Dans l’article « Un point méconnu de l’intelligence économique », Christian Harbulot revient sur les révélations des livres édités par le CR451 « Comment gagner » « Qui est l’ennemi » Il y rappelle son passé (ancien militant maoïste) et sa rencontre avec des anciens de la DGSE / SDECE, et notamment le général Alain Gaigneron de Marolles. Je cite : « Il devient alors évident pour nous deux, que les enseignements tirés de la culture du combat de faible étaient transposables dans le domaine économique ».
La genèse de l’EGE
Dans le dossier spécial École de Guerre économique, Christian Harbulot et Charles Pahlawan continuent d’éclaircir la genèse de l’EGE : la rencontre avec Edith Cresson. Les échanges avec les généraux Gaigneron de Marolles, Mermet et Pichot-Duclos. Les difficultés à faire adopter une nouvelle grille de lecture au pouvoir politique, à l’administration, au monde académique. Tous sourds et aveugles face aux nouveaux enjeux. Parallèlement, le monde avance. Et les États-Unis continuent de remplacer l’Europe comme pôle de référence mondiale de production de connaissances. Le constat que fait l’EGE est limpide et tient en deux-points :
– « Les puissances économiques les plus performantes sont celles qui ont fait de l’information une arme stratégique. »
– « Le passage de la géopolitique à la géoéconomie s’est accompagné d’une mutation du monde du renseignement qui passe de la gestion de la guerre froide à la gestion de la guerre économique ».
Corpus académique pour apprendre à penser autrement
L’EGE avance avec des acteurs moteurs, comme le chercheur Ali Laïdi qui a publié une « Histoire mondiale de la guerre économique » ou « Histoire mondiale du protectionnisme »
Mais la fonction publique campe sur ses positions avec une culture résumée de la manière suivante : « la culture de la rentrée fiscale, la stratégie de l’emprunt à bas taux et la référence systématique aux chiffres, c’est-à-dire aux statistiques »
L’EGE créé un corpus pratiquement ex nihilo tant la recherche académique dans le domaine est inexistante en France : l’EGE créé l’analyse par les échiquiers, la méthode PMT (puissances, marchés, territoires)… Les étudiants travaillent sur des cas réels, et publient et communiquent leurs résultats (affaire Gemplus, sel de Guérande, contrefaçons d’origine chinoise du fois gras, politique énergétique allemande, agriculture cellulaire américaine …).
Réalités de puissance et de dépendance
L’idée est de sortir de l’écran de fumée de la pensée anglo-saxonne qui a sciemment gommé les réalités de puissance et de dépendance (car cela aurait forcément souligné le danger d’une Amérique impériale).
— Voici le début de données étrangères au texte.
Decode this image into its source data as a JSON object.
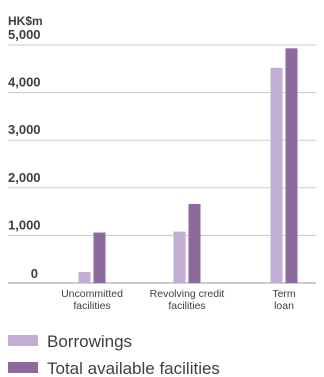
{
  "chart_data": {
    "type": "bar",
    "unit_label": "HK$m",
    "categories": [
      [
        "Uncommitted",
        "facilities"
      ],
      [
        "Revolving credit",
        "facilities"
      ],
      [
        "Term",
        "loan"
      ]
    ],
    "series": [
      {
        "name": "Borrowings",
        "color": "#c3aed3",
        "values": [
          230,
          1080,
          4520
        ]
      },
      {
        "name": "Total available facilities",
        "color": "#8c6a9e",
        "values": [
          1060,
          1660,
          4930
        ]
      }
    ],
    "yticks": [
      "5,000",
      "4,000",
      "3,000",
      "2,000",
      "1,000",
      "0"
    ],
    "ytick_values": [
      5000,
      4000,
      3000,
      2000,
      1000,
      0
    ],
    "ylim": [
      0,
      5000
    ],
    "grid": true,
    "legend_position": "bottom-left"
  }
}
Écran de fumée, dont les universitaires se sont fait les porte-parole involontaires. L’influence culturelle anglo-saxonne s’est propagée en plusieurs étapes :
- Via les nouveaux concepts pédagogiques (marketing, management …).
- Via la prise de contrôle du mode de validation de la connaissance scientifique par la notation des articles dans les revues.
- Via la réforme du mode d’enseignement supérieur.
L’EGE est aussi une aventure humaine, et un réseau d’intervenants et d’anciens élèves (3000 à ce jour) puissant et organisé (AEGE, les clubs, les carrés, …). Comme on peut le lire dans le livret, l’EGE est « une communauté, une tribu, une famille ».
Deux articles viennent clôturer ce récit :
– Nicolas Moinet évoque le piège américain décrit par Pierucci et le traquenard écrit par Jean Boustani.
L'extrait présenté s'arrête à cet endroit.